I recently learned there’s a useful connection between Euclidean distance and Pearson correlation: the squared Euclidean distance between two z-normalized vectors equals their Pearson distance, up to a scale factor.

This short note walks through a derivation.

Z-normalization

Let’s say we have two z-normalized vectors $x$ and $y$ in $N$ dimensions.

Z-normalizing a vector involves subtracting its mean then dividing by its standard deviation, so we know that the means $\mu_x$ and $\mu_y$ of our vectors $x$ and $y$ are zero:

$$\mu_x = \mu_y = 0$$

and their standard deviations $\sigma_x$ and $\sigma_y$ are one:

$$\sigma_x = \sigma_y = 1$$

We’re going to introduce some statistical concepts and see how they simplify under these constraints. Expressions in color are simplifications valid only under z-normalization.

Summations implicity sum over all terms: $\small{\sum{x_i} = \sum_i^Nx_i}$

Covariance

Since the means $\mu_x$ and $\mu_y$ are both zero, the numerator reduces to a dot product:

$$\operatorname{cov}(x, y) = {\sum{(x_i - \mu_{x})(y_i - \mu_{y})} \over N}$$

$$\htmlClass{special}{\operatorname{cov}(x, y) = {{\sum{x_iy_i}} \over N}}$$

Standard deviation

The standard deviations $\sigma_x$ and $\sigma_y$ both simplify to one by the definition of z-normalization:

$$\sigma_x = \sqrt{cov(x, x)}$$

$$\htmlClass{special}{\sigma_x = \sqrt{\sum{x_i^2} \over N} = 1}$$

Pearson correlation

The denominator reduces to one, leaving us with just the covariance:

$$\operatorname{P}(x, y) = {\operatorname{cov}(x, y) \over \sigma_x\sigma_y}$$

$$\htmlClass{special}{\operatorname{P}(x, y) = \operatorname{cov}(x, y) = {{\sum{x_iy_i}} \over N}}$$

Euclidean distance

Now let’s look at squared Euclidean distance between z-normalized vectors.

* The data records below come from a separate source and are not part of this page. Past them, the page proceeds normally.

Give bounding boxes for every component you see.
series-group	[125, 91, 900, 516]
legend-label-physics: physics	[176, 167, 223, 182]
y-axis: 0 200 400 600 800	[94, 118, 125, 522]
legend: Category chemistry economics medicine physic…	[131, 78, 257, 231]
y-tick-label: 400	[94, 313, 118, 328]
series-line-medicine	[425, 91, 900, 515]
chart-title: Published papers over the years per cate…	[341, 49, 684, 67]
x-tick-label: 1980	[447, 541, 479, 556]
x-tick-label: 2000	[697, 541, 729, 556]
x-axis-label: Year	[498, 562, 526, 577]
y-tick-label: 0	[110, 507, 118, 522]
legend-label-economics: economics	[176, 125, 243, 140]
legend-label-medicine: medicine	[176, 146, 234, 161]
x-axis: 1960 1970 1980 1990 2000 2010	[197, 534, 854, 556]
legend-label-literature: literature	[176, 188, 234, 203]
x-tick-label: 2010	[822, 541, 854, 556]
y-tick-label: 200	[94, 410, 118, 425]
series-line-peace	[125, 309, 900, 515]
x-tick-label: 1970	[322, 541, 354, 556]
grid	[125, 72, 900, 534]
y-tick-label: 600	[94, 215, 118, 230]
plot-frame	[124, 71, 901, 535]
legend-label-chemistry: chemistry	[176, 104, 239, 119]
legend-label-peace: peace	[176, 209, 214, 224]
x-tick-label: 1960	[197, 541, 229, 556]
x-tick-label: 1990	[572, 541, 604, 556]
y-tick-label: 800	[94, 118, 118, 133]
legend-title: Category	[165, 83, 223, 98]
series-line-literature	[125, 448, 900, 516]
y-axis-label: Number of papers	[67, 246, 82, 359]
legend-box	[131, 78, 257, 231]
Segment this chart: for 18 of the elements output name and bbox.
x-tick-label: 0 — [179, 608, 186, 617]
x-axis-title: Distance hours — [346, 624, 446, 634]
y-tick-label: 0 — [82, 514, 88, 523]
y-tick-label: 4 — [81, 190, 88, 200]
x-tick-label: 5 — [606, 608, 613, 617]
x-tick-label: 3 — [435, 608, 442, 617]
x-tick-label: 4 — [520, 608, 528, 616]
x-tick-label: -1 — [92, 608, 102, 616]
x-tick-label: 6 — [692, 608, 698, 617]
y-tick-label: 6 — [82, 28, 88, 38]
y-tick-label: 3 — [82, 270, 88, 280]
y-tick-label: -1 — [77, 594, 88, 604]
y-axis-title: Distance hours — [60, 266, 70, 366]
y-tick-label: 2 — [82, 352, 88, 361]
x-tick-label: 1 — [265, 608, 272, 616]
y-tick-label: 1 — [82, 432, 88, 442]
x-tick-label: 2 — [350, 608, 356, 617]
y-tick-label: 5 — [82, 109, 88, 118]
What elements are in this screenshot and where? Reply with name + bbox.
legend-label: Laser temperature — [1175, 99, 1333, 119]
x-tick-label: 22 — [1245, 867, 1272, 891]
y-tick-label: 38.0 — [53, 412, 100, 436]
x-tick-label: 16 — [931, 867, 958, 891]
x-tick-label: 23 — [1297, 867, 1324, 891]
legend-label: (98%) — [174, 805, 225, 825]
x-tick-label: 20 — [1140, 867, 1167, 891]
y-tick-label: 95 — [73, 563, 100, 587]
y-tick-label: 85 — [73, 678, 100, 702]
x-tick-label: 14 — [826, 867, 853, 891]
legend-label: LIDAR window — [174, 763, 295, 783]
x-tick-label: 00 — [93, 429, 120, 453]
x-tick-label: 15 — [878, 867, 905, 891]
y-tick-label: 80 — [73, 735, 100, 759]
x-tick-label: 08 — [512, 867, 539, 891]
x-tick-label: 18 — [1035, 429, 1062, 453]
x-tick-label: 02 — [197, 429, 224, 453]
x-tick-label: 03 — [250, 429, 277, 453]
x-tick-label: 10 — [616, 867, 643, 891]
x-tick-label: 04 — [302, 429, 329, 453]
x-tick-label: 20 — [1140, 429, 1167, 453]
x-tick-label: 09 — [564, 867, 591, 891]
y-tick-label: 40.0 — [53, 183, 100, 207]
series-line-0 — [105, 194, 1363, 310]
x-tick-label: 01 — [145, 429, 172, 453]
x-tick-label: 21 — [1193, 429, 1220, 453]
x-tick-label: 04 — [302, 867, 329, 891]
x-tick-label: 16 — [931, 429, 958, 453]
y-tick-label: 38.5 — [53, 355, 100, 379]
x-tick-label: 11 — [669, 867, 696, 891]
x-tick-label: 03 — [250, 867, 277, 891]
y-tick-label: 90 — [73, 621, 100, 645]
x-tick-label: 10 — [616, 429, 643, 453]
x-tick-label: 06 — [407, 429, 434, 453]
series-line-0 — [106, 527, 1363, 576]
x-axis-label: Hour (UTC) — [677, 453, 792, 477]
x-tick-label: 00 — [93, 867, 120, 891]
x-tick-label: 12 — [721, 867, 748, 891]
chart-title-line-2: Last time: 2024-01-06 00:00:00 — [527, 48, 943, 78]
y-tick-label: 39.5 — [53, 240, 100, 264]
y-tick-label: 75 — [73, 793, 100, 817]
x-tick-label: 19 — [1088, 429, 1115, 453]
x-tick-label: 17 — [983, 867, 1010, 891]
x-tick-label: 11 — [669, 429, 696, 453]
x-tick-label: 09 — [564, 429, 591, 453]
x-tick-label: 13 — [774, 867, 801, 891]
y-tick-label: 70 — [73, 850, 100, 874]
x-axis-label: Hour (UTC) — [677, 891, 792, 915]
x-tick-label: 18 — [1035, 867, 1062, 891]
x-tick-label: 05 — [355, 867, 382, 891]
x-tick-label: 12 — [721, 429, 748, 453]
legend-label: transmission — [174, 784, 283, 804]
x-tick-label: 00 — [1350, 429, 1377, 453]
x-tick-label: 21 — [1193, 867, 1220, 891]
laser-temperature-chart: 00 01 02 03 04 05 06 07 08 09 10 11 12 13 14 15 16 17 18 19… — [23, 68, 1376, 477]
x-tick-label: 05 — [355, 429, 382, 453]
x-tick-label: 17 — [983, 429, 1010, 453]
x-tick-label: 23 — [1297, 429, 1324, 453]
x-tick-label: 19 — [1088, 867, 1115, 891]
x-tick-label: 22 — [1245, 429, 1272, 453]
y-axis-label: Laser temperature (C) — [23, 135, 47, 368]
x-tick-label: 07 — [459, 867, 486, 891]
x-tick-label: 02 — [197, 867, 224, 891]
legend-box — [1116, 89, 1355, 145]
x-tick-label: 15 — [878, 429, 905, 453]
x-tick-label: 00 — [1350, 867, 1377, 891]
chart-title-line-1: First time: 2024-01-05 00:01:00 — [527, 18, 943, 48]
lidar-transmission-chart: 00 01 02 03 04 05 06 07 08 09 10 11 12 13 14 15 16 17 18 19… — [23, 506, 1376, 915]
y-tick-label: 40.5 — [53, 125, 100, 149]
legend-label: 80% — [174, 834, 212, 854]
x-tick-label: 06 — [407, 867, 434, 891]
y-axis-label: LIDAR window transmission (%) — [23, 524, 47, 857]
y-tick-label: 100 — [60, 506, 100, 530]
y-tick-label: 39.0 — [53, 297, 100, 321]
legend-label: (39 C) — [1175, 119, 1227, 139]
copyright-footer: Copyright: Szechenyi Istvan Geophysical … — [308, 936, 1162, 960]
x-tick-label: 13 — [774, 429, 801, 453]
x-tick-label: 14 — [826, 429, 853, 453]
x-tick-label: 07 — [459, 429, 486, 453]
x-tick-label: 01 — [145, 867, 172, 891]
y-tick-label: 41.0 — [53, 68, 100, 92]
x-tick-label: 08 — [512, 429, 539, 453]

$$\operatorname{dist^2}(x, y) = \sum{(x_i - y_i)^2}$$

We can expand out the squared differences inside the sum:

$${\operatorname{dist^2}(x,y) =}\sum{(x_i^2 - 2x_iy_i + y_i^2)}$$ then separate out the terms into their own sums so we can tackle them one by one:

$${\operatorname{dist^2}(x,y) =} \sum{x_i^2} - 2\sum{x_iy_i} + \sum{y_i^2}$$

Let’s examine this. The two sum-of-squares terms, $\sum{x_i^2}$ and $\sum{y_i^2}$, are both $N$ times the squared standard deviation, which reduces to $N$:

Meanwhile, the middle term is $2N$ times $\operatorname{P}(x, y)$:

$$\htmlClass{light}{\sum{x_i^2} -} \underbrace{2\sum{x_iy_i}}_{2N \text { times } \operatorname{P}(x, y)} \htmlClass{light}{+ \sum{y_i^2}}$$ Putting these pieces together, our formula becomes:

$$\htmlClass{special}{\operatorname{dist^2}(x, y) = 2N - 2N \cdot \operatorname{P}(x, y)}$$

which can be simplified to:

$$\htmlClass{special}{\operatorname{dist^2}(x, y) = 2N(1 - \operatorname{P}(x, y))}$$

showing that the squared Euclidean distance between two z-normalized vectors is $2N$ times their Pearson distance.

Why does this matter?

A common trick to improve Euclidean nearest-neighbor searches is to z-normalize the vectors that you’re searching over. The connection to Pearson correlation gives us an intuition for why this works so well in practice.

Additionally, representing correlation as a distance metric allows us to use it with algorithms that rely on properties of a distance metric, such as the triangle inequality. Despite the name, Pearson distance is not actually a distance.

References

On Clustering Time Series Using Euclidean Distance and Pearson Correlation:

For time series comparisons, it has often been observed that z-score normalized Euclidean distances far outperform the unnormalized variant. In this paper we show that a z-score normalized, squared Euclidean Distance is, in fact, equal to a distance based on Pearson Correlation.